In presenting the annual State of Hollywood address to the Hollywood Chamber of Commerce on Feb. 11, Los Angeles City Councilman Mitch O’Farrell, 13th District, sought to answer the question “Where do we go from here?”
After nearly a year of pandemic-related economic and public-health impacts – as well as the lingering issues of 2019 and before – O’Farrell pushed for positivity in his speech and the ensuing Q&A period.
“We must face our challenges head-on, openly and without delay, but keeping in mind that we will need to restore hope and optimism, not as lofty euphemisms, but as realities. A healthy human spirit depends on hope and optimism, even in the most dire of times,” O’Farrell said.
One aspect of the pandemic that O’Farrell found hopeful was the progress being made on distributing vaccines – currently, health care workers and people over the age of 65 are eligible – and another economic stimulus and recovery bill that is working its way through Congress.
“There is light at the end of the tunnel. That means economic recovery is likely to run concurrently with the vaccine rollout. Combined with a federal rescue relief bill … it is not fantasy to predict that the economy could recover more quickly than expected,” O’Farrell said.
While there is reason to hope for the future, many people are still struggling with the present, O’Farrell said, and it will take cooperation at all levels of government to help those most in need.
“We have to make sure that the resources we’re able to cobble together at the local, state and federal level will help people ride through the difficulty as the economy comes back,” O’Farrell said.
The nonprofit sector has stepped up to help in the meantime, and O’Farrell has been volunteering with food banks and other hunger-related organizations such as the Salvadoran American Leadership and Educational Fund and Sustainable Economic Enterprises of Los Angeles. The councilman encouraged others in the community to find a way to help their neighbors who may be struggling with food insecurity, such as by working with organizations like St. Vincent Meals on Wheels, Project Angel Food and the Los Angeles Koreatown Corps of the Salvation Army.
“Angelenos can really pull together and make sure everyone stays healthy and fed during the pandemic,” O’Farrell said.
Looking past the pandemic, O’Farrell also addressed “the issue of our times before COVID, during COVID and what will be the issue of our times after COVID – homelessness.”
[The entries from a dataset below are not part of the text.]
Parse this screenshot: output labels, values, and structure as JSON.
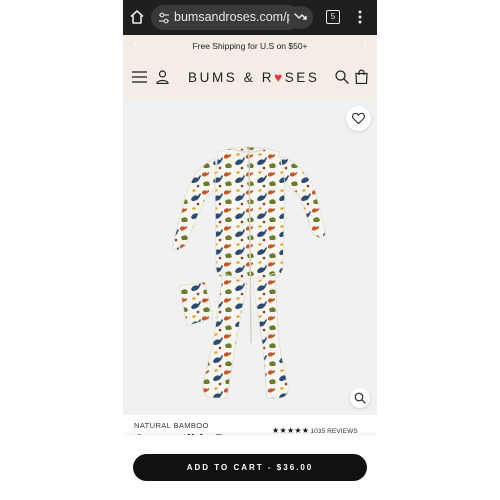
{
  "browser": {
    "url": "bumsandroses.com/p",
    "tab_count": "5"
  },
  "announcement": {
    "text": "Free Shipping for U.S on $50+"
  },
  "header": {
    "logo_left": "BUMS & R",
    "logo_heart": "♥",
    "logo_right": "SES"
  },
  "product": {
    "collection": "NATURAL BAMBOO",
    "stars": "★★★★★",
    "reviews": "1035 REVIEWS",
    "title_partial": "Convertible Romper",
    "image_alt": "Dinosaur print bamboo zip romper"
  },
  "cart": {
    "label": "ADD TO CART - $36.00"
  },
  "colors": {
    "browser_bar": "#1f1f1f",
    "header_bg": "#f3ede6",
    "heart_accent": "#e0393f",
    "button": "#111111"
  },
  "icons": [
    "home-icon",
    "site-settings-icon",
    "extension-icon",
    "tabs-icon",
    "more-menu-icon",
    "hamburger-icon",
    "account-icon",
    "search-icon",
    "bag-icon",
    "wishlist-heart-icon",
    "zoom-icon"
  ]
}
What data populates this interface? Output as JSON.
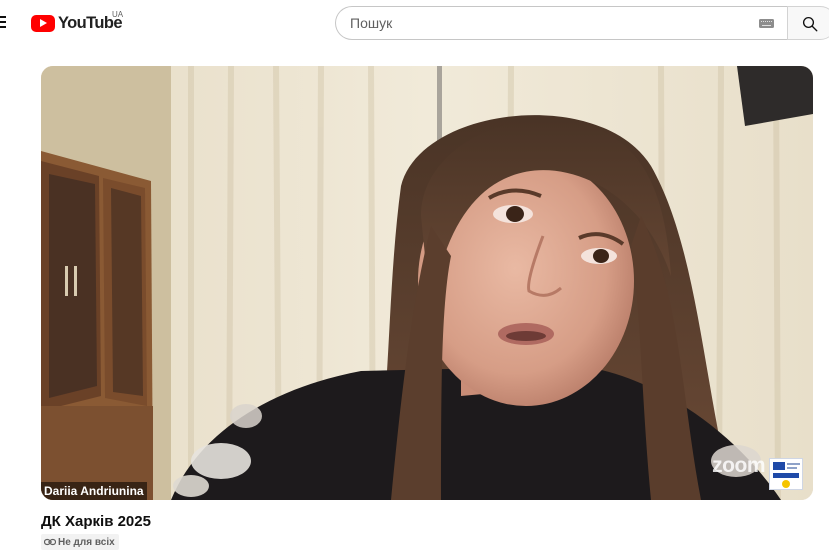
{
  "header": {
    "logo_text": "YouTube",
    "region_code": "UA",
    "search_placeholder": "Пошук"
  },
  "icons": {
    "menu": "hamburger-menu-icon",
    "keyboard": "keyboard-icon",
    "search": "search-icon",
    "badge": "link-icon"
  },
  "player": {
    "participant_name": "Dariia Andriunina",
    "zoom_watermark": "zoom"
  },
  "video": {
    "title": "ДК Харків 2025",
    "visibility_label": "Не для всіх"
  },
  "colors": {
    "brand_red": "#ff0000",
    "text_primary": "#0f0f0f",
    "text_secondary": "#606060"
  }
}
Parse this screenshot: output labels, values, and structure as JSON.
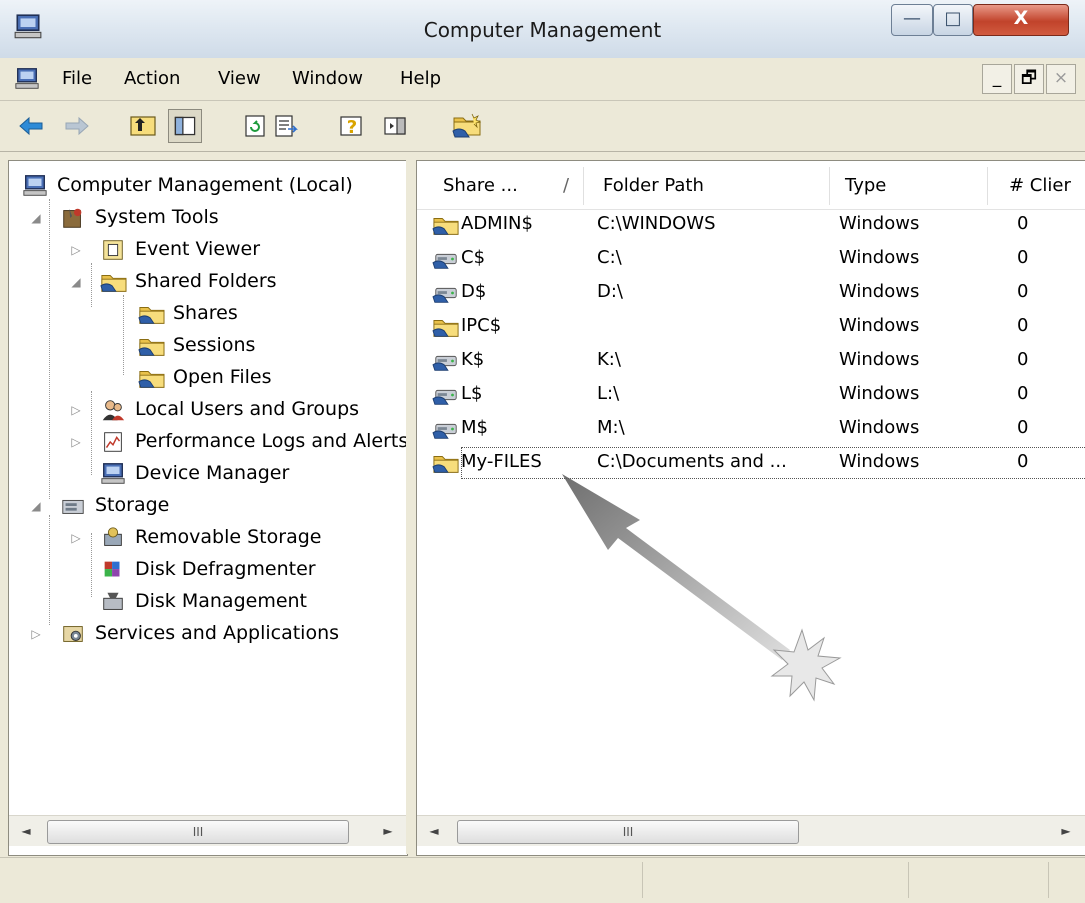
{
  "window": {
    "title": "Computer Management",
    "caption_buttons": {
      "minimize": "—",
      "maximize": "□",
      "close": "X"
    }
  },
  "menu": {
    "items": [
      {
        "label": "File"
      },
      {
        "label": "Action"
      },
      {
        "label": "View"
      },
      {
        "label": "Window"
      },
      {
        "label": "Help"
      }
    ],
    "mdi_buttons": {
      "minimize": "_",
      "restore": "🗗",
      "close": "×"
    }
  },
  "toolbar": {
    "buttons": [
      "back-arrow-icon",
      "forward-arrow-icon",
      "up-one-level-icon",
      "show-hide-console-tree-icon",
      "refresh-icon",
      "export-list-icon",
      "help-icon",
      "show-hide-action-pane-icon",
      "share-wizard-icon"
    ]
  },
  "tree": {
    "items": [
      {
        "label": "Computer Management (Local)",
        "icon": "computer-icon"
      },
      {
        "label": "System Tools",
        "icon": "tools-icon"
      },
      {
        "label": "Event Viewer",
        "icon": "event-viewer-icon"
      },
      {
        "label": "Shared Folders",
        "icon": "shared-folder-icon"
      },
      {
        "label": "Shares",
        "icon": "shared-folder-icon"
      },
      {
        "label": "Sessions",
        "icon": "shared-folder-icon"
      },
      {
        "label": "Open Files",
        "icon": "shared-folder-icon"
      },
      {
        "label": "Local Users and Groups",
        "icon": "users-icon"
      },
      {
        "label": "Performance Logs and Alerts",
        "icon": "performance-icon"
      },
      {
        "label": "Device Manager",
        "icon": "device-manager-icon"
      },
      {
        "label": "Storage",
        "icon": "storage-icon"
      },
      {
        "label": "Removable Storage",
        "icon": "removable-storage-icon"
      },
      {
        "label": "Disk Defragmenter",
        "icon": "defragmenter-icon"
      },
      {
        "label": "Disk Management",
        "icon": "disk-management-icon"
      },
      {
        "label": "Services and Applications",
        "icon": "services-icon"
      }
    ]
  },
  "list": {
    "columns": [
      "Share ...",
      "Folder Path",
      "Type",
      "# Clier"
    ],
    "sort_indicator": "/",
    "rows": [
      {
        "name": "ADMIN$",
        "path": "C:\\WINDOWS",
        "type": "Windows",
        "clients": "0",
        "icon": "folder-share-icon"
      },
      {
        "name": "C$",
        "path": "C:\\",
        "type": "Windows",
        "clients": "0",
        "icon": "drive-share-icon"
      },
      {
        "name": "D$",
        "path": "D:\\",
        "type": "Windows",
        "clients": "0",
        "icon": "drive-share-icon"
      },
      {
        "name": "IPC$",
        "path": "",
        "type": "Windows",
        "clients": "0",
        "icon": "folder-share-icon"
      },
      {
        "name": "K$",
        "path": "K:\\",
        "type": "Windows",
        "clients": "0",
        "icon": "drive-share-icon"
      },
      {
        "name": "L$",
        "path": "L:\\",
        "type": "Windows",
        "clients": "0",
        "icon": "drive-share-icon"
      },
      {
        "name": "M$",
        "path": "M:\\",
        "type": "Windows",
        "clients": "0",
        "icon": "drive-share-icon"
      },
      {
        "name": "My-FILES",
        "path": "C:\\Documents and ...",
        "type": "Windows",
        "clients": "0",
        "icon": "folder-share-icon"
      }
    ]
  },
  "scrollbars": {
    "thumb_grip": "III",
    "left_arrow": "◄",
    "right_arrow": "►"
  },
  "colors": {
    "chrome": "#ece9d8",
    "close_button": "#c1432b",
    "folder_yellow": "#f3d36b"
  }
}
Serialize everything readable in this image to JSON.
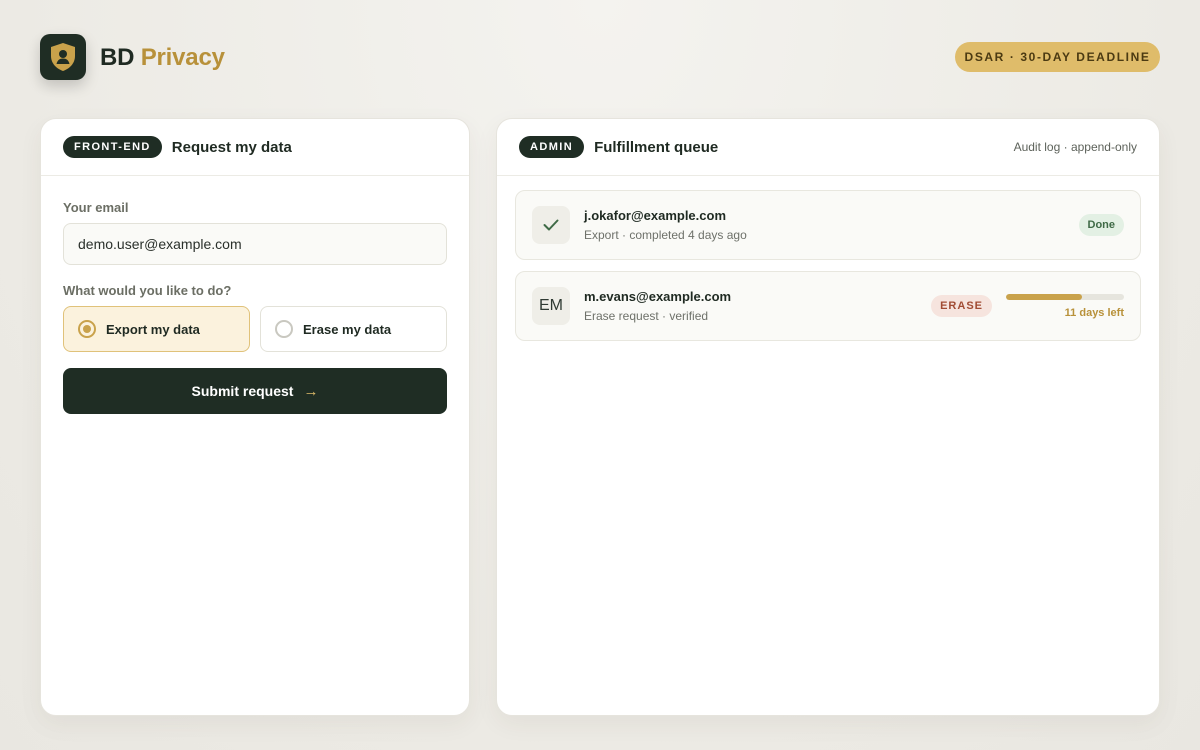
{
  "brand": {
    "name_part1": "BD",
    "name_part2": "Privacy",
    "logo_icon": "shield-user-icon"
  },
  "header": {
    "deadline_pill": "DSAR · 30-DAY DEADLINE"
  },
  "frontend": {
    "tag": "FRONT-END",
    "title": "Request my data",
    "email_label": "Your email",
    "email_value": "demo.user@example.com",
    "question_label": "What would you like to do?",
    "options": [
      {
        "label": "Export my data",
        "selected": true
      },
      {
        "label": "Erase my data",
        "selected": false
      }
    ],
    "submit_label": "Submit request",
    "submit_icon": "arrow-right-icon"
  },
  "admin": {
    "tag": "ADMIN",
    "title": "Fulfillment queue",
    "note": "Audit log · append-only",
    "items": [
      {
        "icon": "check-icon",
        "email": "j.okafor@example.com",
        "detail": "Export · completed 4 days ago",
        "status": "Done"
      },
      {
        "initials": "EM",
        "email": "m.evans@example.com",
        "detail": "Erase request · verified",
        "type_badge": "ERASE",
        "progress_fraction": 0.64,
        "progress_label": "11 days left"
      }
    ]
  },
  "colors": {
    "dark": "#1f2d24",
    "gold": "#c9a24b",
    "gold_light": "#dfbc6a",
    "done_green": "#3f6a46",
    "erase_red": "#a14c34"
  }
}
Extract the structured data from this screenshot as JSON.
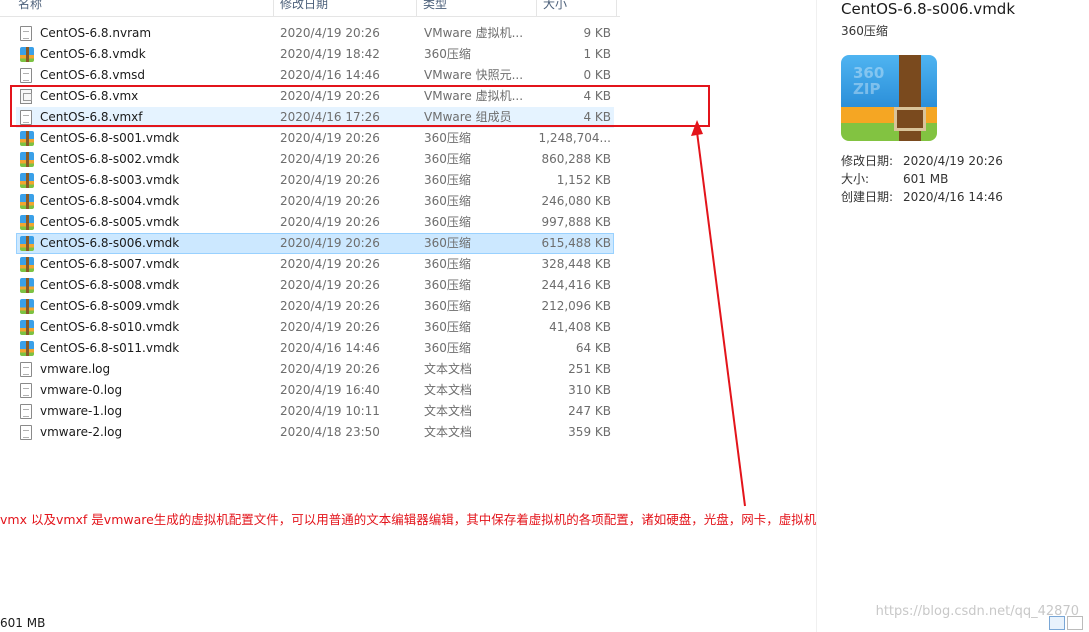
{
  "columns": {
    "name": "名称",
    "date": "修改日期",
    "type": "类型",
    "size": "大小"
  },
  "files": [
    {
      "name": "CentOS-6.8.nvram",
      "date": "2020/4/19 20:26",
      "type": "VMware 虚拟机...",
      "size": "9 KB",
      "icon": "document-icon"
    },
    {
      "name": "CentOS-6.8.vmdk",
      "date": "2020/4/19 18:42",
      "type": "360压缩",
      "size": "1 KB",
      "icon": "archive-icon"
    },
    {
      "name": "CentOS-6.8.vmsd",
      "date": "2020/4/16 14:46",
      "type": "VMware 快照元...",
      "size": "0 KB",
      "icon": "document-icon"
    },
    {
      "name": "CentOS-6.8.vmx",
      "date": "2020/4/19 20:26",
      "type": "VMware 虚拟机...",
      "size": "4 KB",
      "icon": "vm-config-icon"
    },
    {
      "name": "CentOS-6.8.vmxf",
      "date": "2020/4/16 17:26",
      "type": "VMware 组成员",
      "size": "4 KB",
      "icon": "document-icon"
    },
    {
      "name": "CentOS-6.8-s001.vmdk",
      "date": "2020/4/19 20:26",
      "type": "360压缩",
      "size": "1,248,704...",
      "icon": "archive-icon"
    },
    {
      "name": "CentOS-6.8-s002.vmdk",
      "date": "2020/4/19 20:26",
      "type": "360压缩",
      "size": "860,288 KB",
      "icon": "archive-icon"
    },
    {
      "name": "CentOS-6.8-s003.vmdk",
      "date": "2020/4/19 20:26",
      "type": "360压缩",
      "size": "1,152 KB",
      "icon": "archive-icon"
    },
    {
      "name": "CentOS-6.8-s004.vmdk",
      "date": "2020/4/19 20:26",
      "type": "360压缩",
      "size": "246,080 KB",
      "icon": "archive-icon"
    },
    {
      "name": "CentOS-6.8-s005.vmdk",
      "date": "2020/4/19 20:26",
      "type": "360压缩",
      "size": "997,888 KB",
      "icon": "archive-icon"
    },
    {
      "name": "CentOS-6.8-s006.vmdk",
      "date": "2020/4/19 20:26",
      "type": "360压缩",
      "size": "615,488 KB",
      "icon": "archive-icon"
    },
    {
      "name": "CentOS-6.8-s007.vmdk",
      "date": "2020/4/19 20:26",
      "type": "360压缩",
      "size": "328,448 KB",
      "icon": "archive-icon"
    },
    {
      "name": "CentOS-6.8-s008.vmdk",
      "date": "2020/4/19 20:26",
      "type": "360压缩",
      "size": "244,416 KB",
      "icon": "archive-icon"
    },
    {
      "name": "CentOS-6.8-s009.vmdk",
      "date": "2020/4/19 20:26",
      "type": "360压缩",
      "size": "212,096 KB",
      "icon": "archive-icon"
    },
    {
      "name": "CentOS-6.8-s010.vmdk",
      "date": "2020/4/19 20:26",
      "type": "360压缩",
      "size": "41,408 KB",
      "icon": "archive-icon"
    },
    {
      "name": "CentOS-6.8-s011.vmdk",
      "date": "2020/4/16 14:46",
      "type": "360压缩",
      "size": "64 KB",
      "icon": "archive-icon"
    },
    {
      "name": "vmware.log",
      "date": "2020/4/19 20:26",
      "type": "文本文档",
      "size": "251 KB",
      "icon": "document-icon"
    },
    {
      "name": "vmware-0.log",
      "date": "2020/4/19 16:40",
      "type": "文本文档",
      "size": "310 KB",
      "icon": "document-icon"
    },
    {
      "name": "vmware-1.log",
      "date": "2020/4/19 10:11",
      "type": "文本文档",
      "size": "247 KB",
      "icon": "document-icon"
    },
    {
      "name": "vmware-2.log",
      "date": "2020/4/18 23:50",
      "type": "文本文档",
      "size": "359 KB",
      "icon": "document-icon"
    }
  ],
  "selected_index": 10,
  "hover_index": 4,
  "preview": {
    "title": "CentOS-6.8-s006.vmdk",
    "type": "360压缩",
    "icon_text": "360\nZIP",
    "modified_label": "修改日期:",
    "modified_value": "2020/4/19 20:26",
    "size_label": "大小:",
    "size_value": "601 MB",
    "created_label": "创建日期:",
    "created_value": "2020/4/16 14:46"
  },
  "annotation": "vmx 以及vmxf 是vmware生成的虚拟机配置文件，可以用普通的文本编辑器编辑，其中保存着虚拟机的各项配置，诸如硬盘，光盘，网卡，虚拟机名等配置信息都保存其中",
  "status_bar": {
    "selection_size": "601 MB"
  },
  "watermark": "https://blog.csdn.net/qq_42870",
  "colors": {
    "annotation_red": "#e3141b",
    "selection": "#cce8ff",
    "hover": "#e5f3ff"
  }
}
Progress is being made in creating shelters and bridge housing facilities, he said, much of which derives from Proposition HHH, a $1.2 billion bond approved by Los Angeles voters in 2016.
“Just under 8,000 units of HHH housing are in various stages of completion, occupied, under construction, in design, approved or already funded,” O’Farrell said.
Despite the progress, not enough is being done to help people experiencing homelessness, and more help is needed in terms of mental and public health services, the opioid crisis and structural inequalities related by race and income as well, O’Farrell said.
“You will not hear me say that we will end homelessness, but I will say this: I know we can and must do much better,” O’Farrell said.
O’Farrell said that he’s working to create more housing, and he condemned the “echo chambers” spreading misinformation about housing projects and riling up opposition when housing is needed. It’s also important to cut down on the lawsuits and appeals filed for every approved project, O’Farrell added.
“Stalling projects because of lawsuits and appeals doesn’t just cost money. It costs people a place to live, and that’s a real issue, and it’s a shame. We’re out of balance there, and I’ll do everything I can to bring it back into balance,” he said.
O’Farrell also spoke about his Heart of Hollywood initiative, which intends to refashion the Walk of Fame into an amenable destination for residents, businesses and visitors. Improvements include making the area more pedestrian and transit-friendly, and the Los Angeles County Metropolitan Transportation Authority recently allotted approximately $7 million for “standalone placemaking improvements” near the Hollywood/Highland and Hollywood/Vine subway stations, O’Farrell said.
“At its center, the Heart of Hollywood has the historic Hollywood community itself as its top priority, with the goal of ensuring Hollywood becomes an inviting, safe place for its residents at all income levels and its businesses, large and small,” O’Farrell said.